When dealing with short story collections that aren’t what we like to think of as “novels in stories, ” there’s an overriding philosophy that the first and last stories are usually the best two stories of the collection. The stuff in between is usually good, sure, but first and last stories are there to anchor the collection at both ends. The first story entices you to read the collection, while the last should send you off with an overwhelmingly positive opinion so strong you forget any duds that were in the middle. What makes Susan Hope Lanier’s debut collection “The Game We Play” odd then is that I don’t think it’s necessarily arranged this way.
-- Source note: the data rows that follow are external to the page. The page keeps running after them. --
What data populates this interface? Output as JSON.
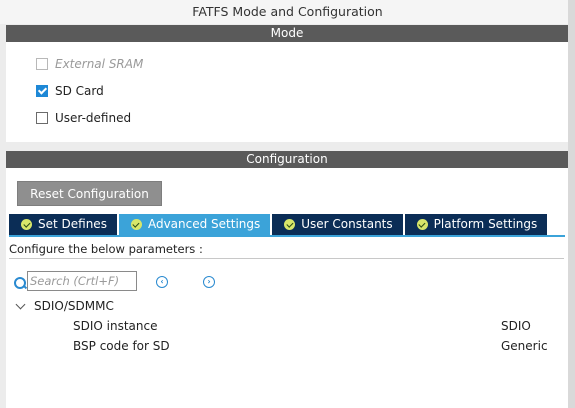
{
  "window": {
    "title": "FATFS Mode and Configuration"
  },
  "mode": {
    "header": "Mode",
    "items": [
      {
        "label": "External SRAM",
        "checked": false,
        "disabled": true
      },
      {
        "label": "SD Card",
        "checked": true,
        "disabled": false
      },
      {
        "label": "User-defined",
        "checked": false,
        "disabled": false
      }
    ]
  },
  "configuration": {
    "header": "Configuration",
    "reset_label": "Reset Configuration",
    "tabs": [
      {
        "label": "Set Defines",
        "active": false
      },
      {
        "label": "Advanced Settings",
        "active": true
      },
      {
        "label": "User Constants",
        "active": false
      },
      {
        "label": "Platform Settings",
        "active": false
      }
    ],
    "params_label": "Configure the below parameters :",
    "search": {
      "placeholder": "Search (Crtl+F)"
    },
    "group": {
      "label": "SDIO/SDMMC",
      "rows": [
        {
          "name": "SDIO instance",
          "value": "SDIO"
        },
        {
          "name": "BSP code for SD",
          "value": "Generic"
        }
      ]
    }
  },
  "colors": {
    "header_bg": "#5a5a5a",
    "tab_bg": "#0b2d56",
    "tab_active_bg": "#3ba3d9",
    "check_blue": "#1e88d6"
  }
}
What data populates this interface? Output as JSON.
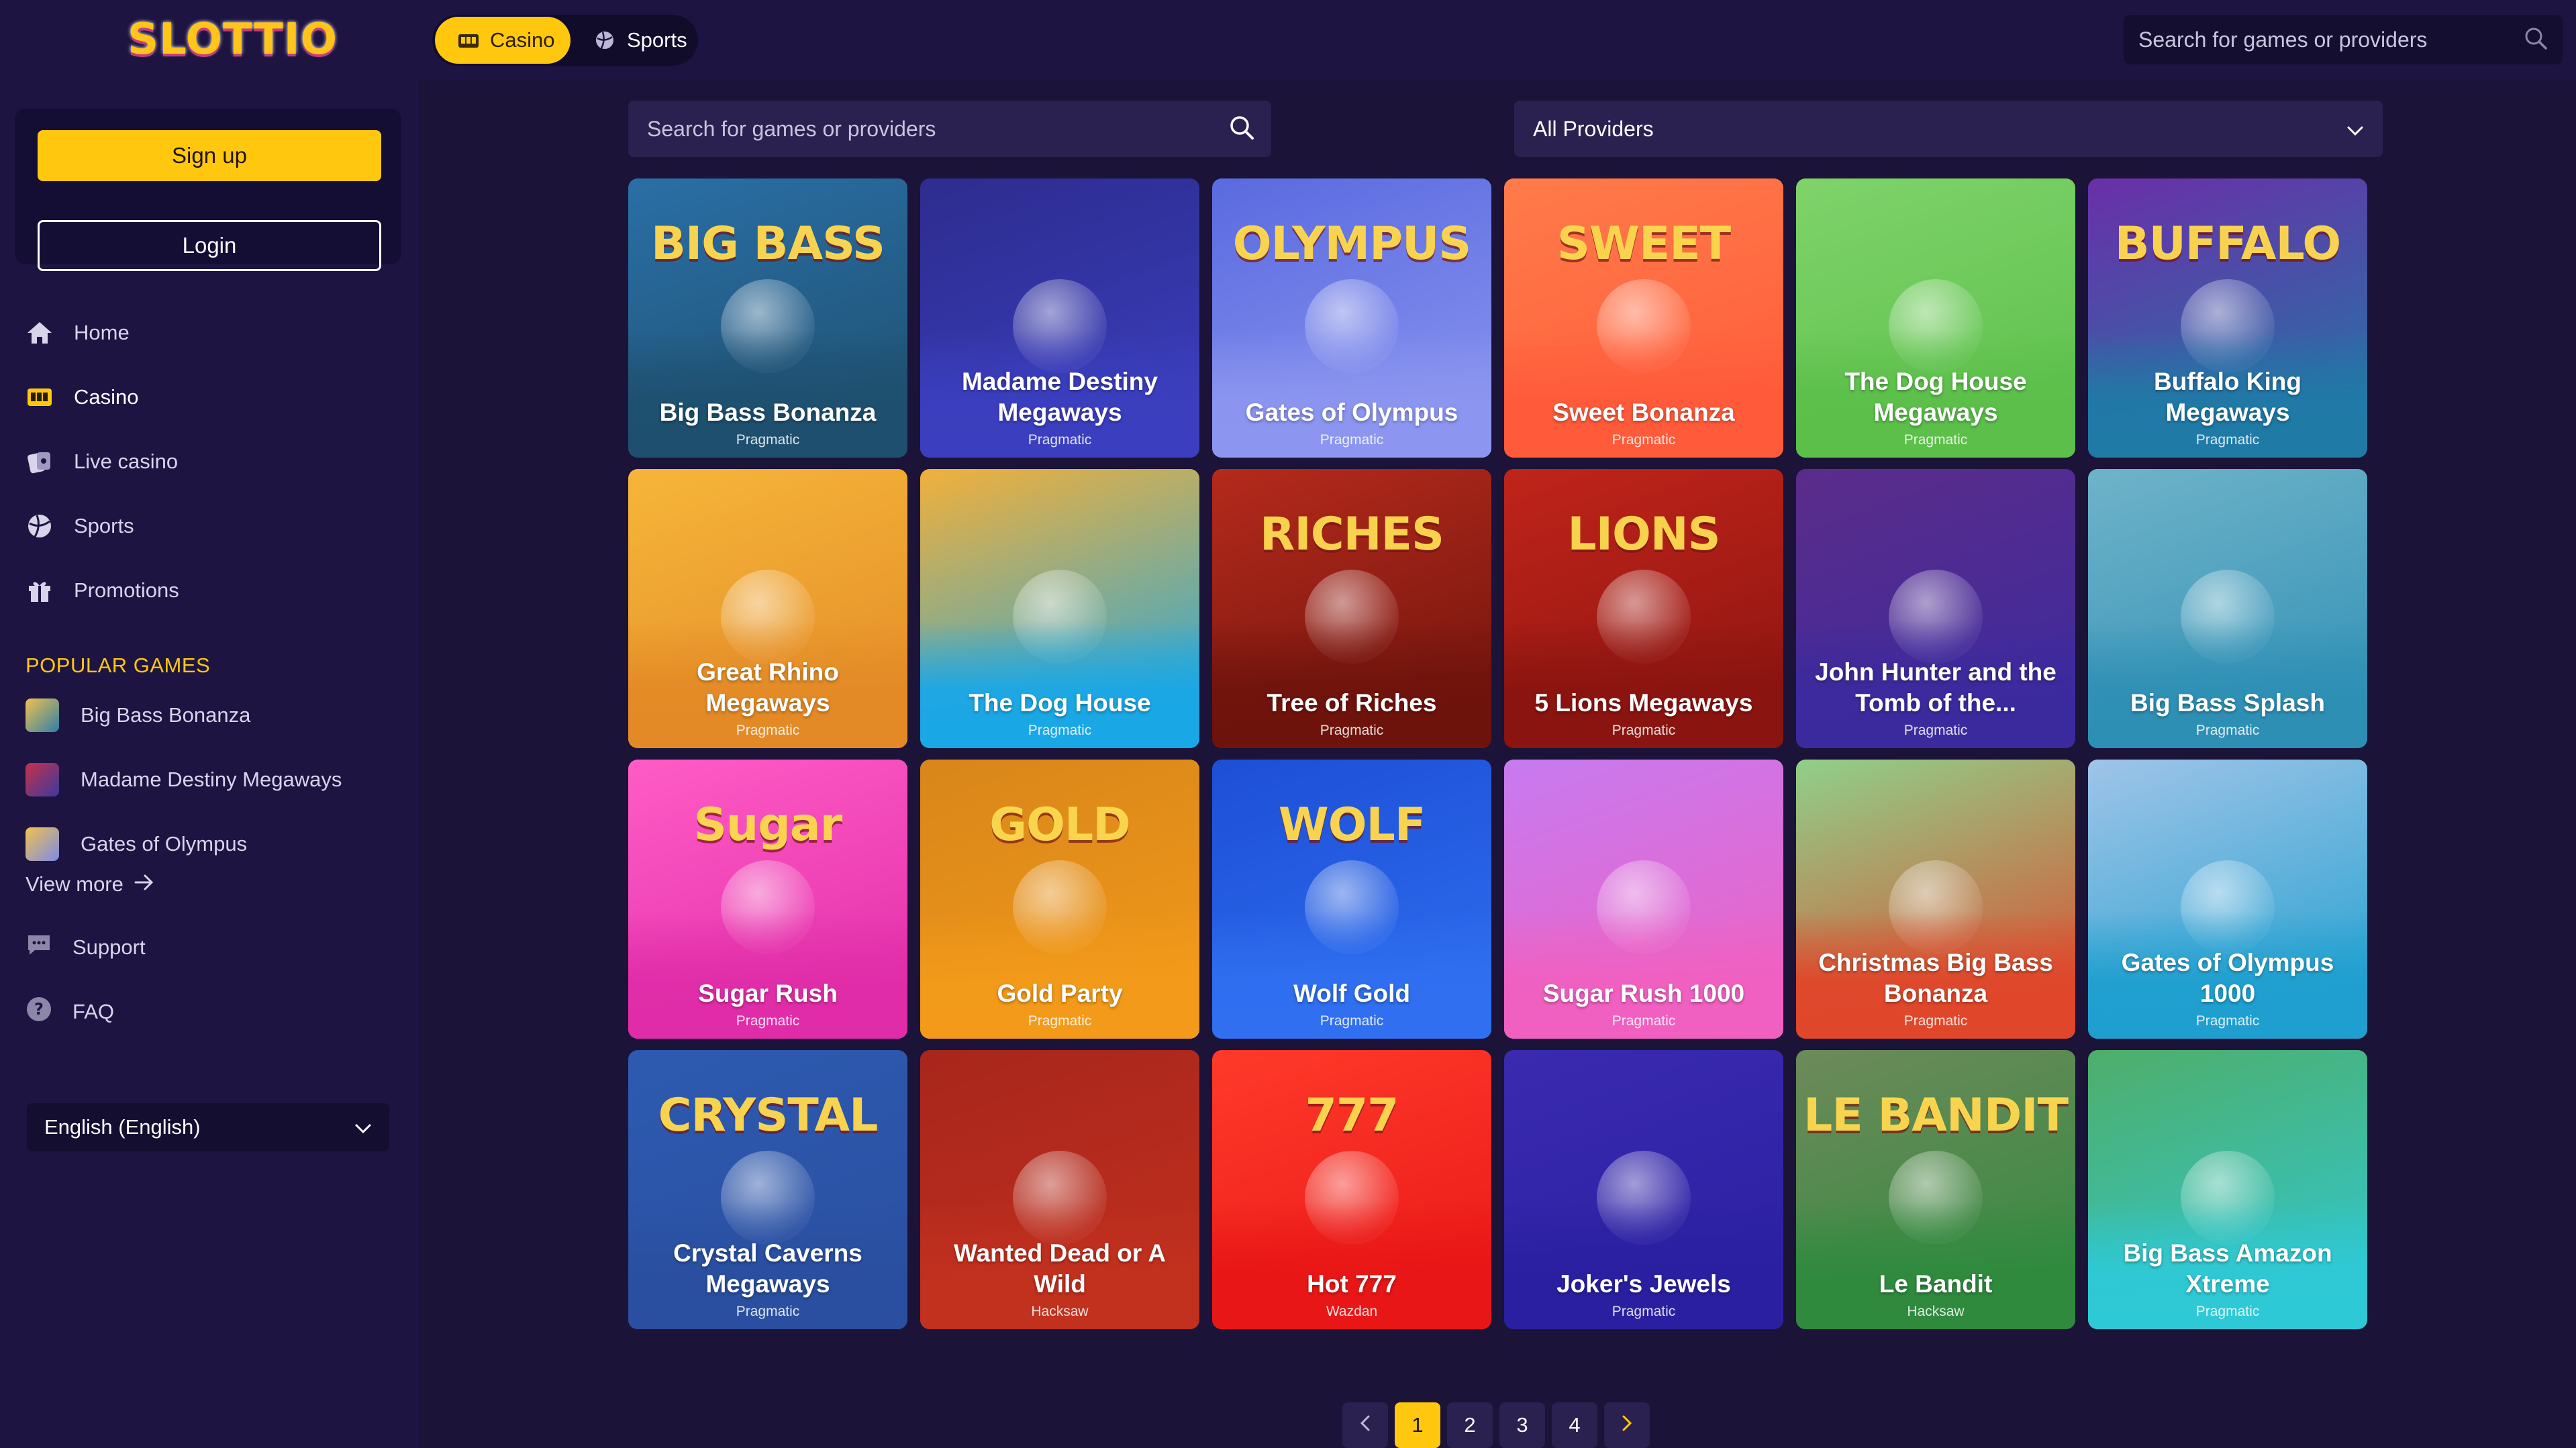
{
  "brand": {
    "logo_text": "SLOTTIO"
  },
  "topbar": {
    "modes": [
      {
        "label": "Casino",
        "icon": "slot-machine-icon",
        "active": true
      },
      {
        "label": "Sports",
        "icon": "ball-icon",
        "active": false
      }
    ],
    "search_placeholder": "Search for games or providers"
  },
  "auth": {
    "signup_label": "Sign up",
    "login_label": "Login"
  },
  "nav": [
    {
      "label": "Home",
      "icon": "home-icon"
    },
    {
      "label": "Casino",
      "icon": "slot-machine-icon"
    },
    {
      "label": "Live casino",
      "icon": "cards-icon"
    },
    {
      "label": "Sports",
      "icon": "ball-icon"
    },
    {
      "label": "Promotions",
      "icon": "gift-icon"
    }
  ],
  "popular": {
    "title": "POPULAR GAMES",
    "items": [
      {
        "label": "Big Bass Bonanza",
        "color": "#2f7fa8"
      },
      {
        "label": "Madame Destiny Megaways",
        "color": "#3a3a9e"
      },
      {
        "label": "Gates of Olympus",
        "color": "#7b8be8"
      }
    ],
    "view_more": "View more"
  },
  "support": [
    {
      "label": "Support",
      "icon": "chat-icon"
    },
    {
      "label": "FAQ",
      "icon": "question-icon"
    }
  ],
  "language": {
    "selected": "English (English)"
  },
  "main": {
    "search_placeholder": "Search for games or providers",
    "provider_selected": "All Providers"
  },
  "games": [
    {
      "title": "Big Bass Bonanza",
      "provider": "Pragmatic",
      "art": "BIG BASS",
      "c1": "#2a6fa6",
      "c2": "#1e4f6e"
    },
    {
      "title": "Madame Destiny Megaways",
      "provider": "Pragmatic",
      "art": "",
      "c1": "#2d2c8f",
      "c2": "#3b3fbf"
    },
    {
      "title": "Gates of Olympus",
      "provider": "Pragmatic",
      "art": "OLYMPUS",
      "c1": "#5a6be0",
      "c2": "#8c96f0"
    },
    {
      "title": "Sweet Bonanza",
      "provider": "Pragmatic",
      "art": "SWEET",
      "c1": "#ff7b4a",
      "c2": "#ff5a3a"
    },
    {
      "title": "The Dog House Megaways",
      "provider": "Pragmatic",
      "art": "",
      "c1": "#7fd36a",
      "c2": "#5bbf4a"
    },
    {
      "title": "Buffalo King Megaways",
      "provider": "Pragmatic",
      "art": "BUFFALO",
      "c1": "#6a2fa8",
      "c2": "#1f7aa6"
    },
    {
      "title": "Great Rhino Megaways",
      "provider": "Pragmatic",
      "art": "",
      "c1": "#f6b63a",
      "c2": "#e38a26"
    },
    {
      "title": "The Dog House",
      "provider": "Pragmatic",
      "art": "",
      "c1": "#f2b03a",
      "c2": "#19a7e6"
    },
    {
      "title": "Tree of Riches",
      "provider": "Pragmatic",
      "art": "RICHES",
      "c1": "#b52a1c",
      "c2": "#6e130c"
    },
    {
      "title": "5 Lions Megaways",
      "provider": "Pragmatic",
      "art": "LIONS",
      "c1": "#c0241a",
      "c2": "#8a1410"
    },
    {
      "title": "John Hunter and the Tomb of the...",
      "provider": "Pragmatic",
      "art": "",
      "c1": "#5b2c8a",
      "c2": "#3b2a9e"
    },
    {
      "title": "Big Bass Splash",
      "provider": "Pragmatic",
      "art": "",
      "c1": "#6fb3c9",
      "c2": "#2e8fb5"
    },
    {
      "title": "Sugar Rush",
      "provider": "Pragmatic",
      "art": "Sugar",
      "c1": "#ff5cc6",
      "c2": "#e02ca8"
    },
    {
      "title": "Gold Party",
      "provider": "Pragmatic",
      "art": "GOLD",
      "c1": "#d8861a",
      "c2": "#f39a1a"
    },
    {
      "title": "Wolf Gold",
      "provider": "Pragmatic",
      "art": "WOLF",
      "c1": "#1d4fd6",
      "c2": "#2f6ff0"
    },
    {
      "title": "Sugar Rush 1000",
      "provider": "Pragmatic",
      "art": "",
      "c1": "#c77af0",
      "c2": "#f060c0"
    },
    {
      "title": "Christmas Big Bass Bonanza",
      "provider": "Pragmatic",
      "art": "",
      "c1": "#8fd08a",
      "c2": "#e0462a"
    },
    {
      "title": "Gates of Olympus 1000",
      "provider": "Pragmatic",
      "art": "",
      "c1": "#9fc4e8",
      "c2": "#1e9fcf"
    },
    {
      "title": "Crystal Caverns Megaways",
      "provider": "Pragmatic",
      "art": "CRYSTAL",
      "c1": "#2d5ab0",
      "c2": "#2a4fa0"
    },
    {
      "title": "Wanted Dead or A Wild",
      "provider": "Hacksaw",
      "art": "",
      "c1": "#a8261c",
      "c2": "#c2301e"
    },
    {
      "title": "Hot 777",
      "provider": "Wazdan",
      "art": "777",
      "c1": "#ff3a2a",
      "c2": "#e81616"
    },
    {
      "title": "Joker's Jewels",
      "provider": "Pragmatic",
      "art": "",
      "c1": "#3a2ab0",
      "c2": "#2a1fa0"
    },
    {
      "title": "Le Bandit",
      "provider": "Hacksaw",
      "art": "LE BANDIT",
      "c1": "#6d8a5a",
      "c2": "#2f8a3e"
    },
    {
      "title": "Big Bass Amazon Xtreme",
      "provider": "Pragmatic",
      "art": "",
      "c1": "#4fae6a",
      "c2": "#2ec9d6"
    }
  ],
  "pagination": {
    "pages": [
      "1",
      "2",
      "3",
      "4"
    ],
    "current": "1"
  }
}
Nevertheless, the biggest knock I can give against Lanier’s debut is that my favorite stories are buried in the middle. Not that the collection’s opener, “How Tommy Soto Breaks Your Heart,” doesn’t manage to entice, combining teenage angst and the aftermath of 9/11 to create a nice little flash piece, but it has a hard time competing with “Sophie Salmon” and “Felicia Sassafrass is Fiction.” “Sophie Salmon” is the story I would describe as more or less the collection’s heart: an optimistic, funny and touching love story that’s incited by what is likely the impending doom of its titular character. “Felicia Sassafrass is Fiction,” on the other hand, is the most adventurous piece of short fiction that I’ve read in a long time. It’s most easily described as like that part of “Breakfast of Champions” where Kurt Vonnegut decides to drop in on Kilgore Trout, but even as the biggest Vonnegut fan in existence, I have to admit Lanier is better at using language to position the author’s relationship with her creation, mocking the cliché gestures she gives Felicia, “She crosses her arms or falls to the floor, her eyes turning into two watering stop signs.” “Felicia Sassafrass is Fiction” does an exemplary job of capturing the kinks in the creative process; I’m a sucker for stories like that.
Like all collections though, “The Game We Play” has a small handful of stories that don’t quite live up to the rest of the collection. “Raz Jan” is effective when exploring the relationship of its teenage protagonist with his distant father, but leans a little too heavily on the melodrama of its inciting incident, an accidental pregnancy that prompts the son to steal. Also melodramatic is the collection’s one complete misfire “Nighthawk,” a story of an IHOP trip gone bad that never quite got me to care about its characters enough to feel bad when one gets killed. Lanier unfortunately ends the collection with one of her more middling efforts. It’s not that “At Bat” is a bad story; it’s a clever little inversion on the most famous piece of literature ever written about baseball. It’s just that as parting effects go, it is blown out of the water by its immediate antecedent, the heart-nuking “Now That All Danger Is Averted,” which perfectly captures the complete destruction of its protagonists’ marriage with its final passage:
“The plan is to pretend to be strangers. They wander the bright grocery store aisles in search of something new…[Olive] is examining the oranges when a hand reaches for the exact same one. His warm fingers brush over the back of her hand and Olive pulls hers away.”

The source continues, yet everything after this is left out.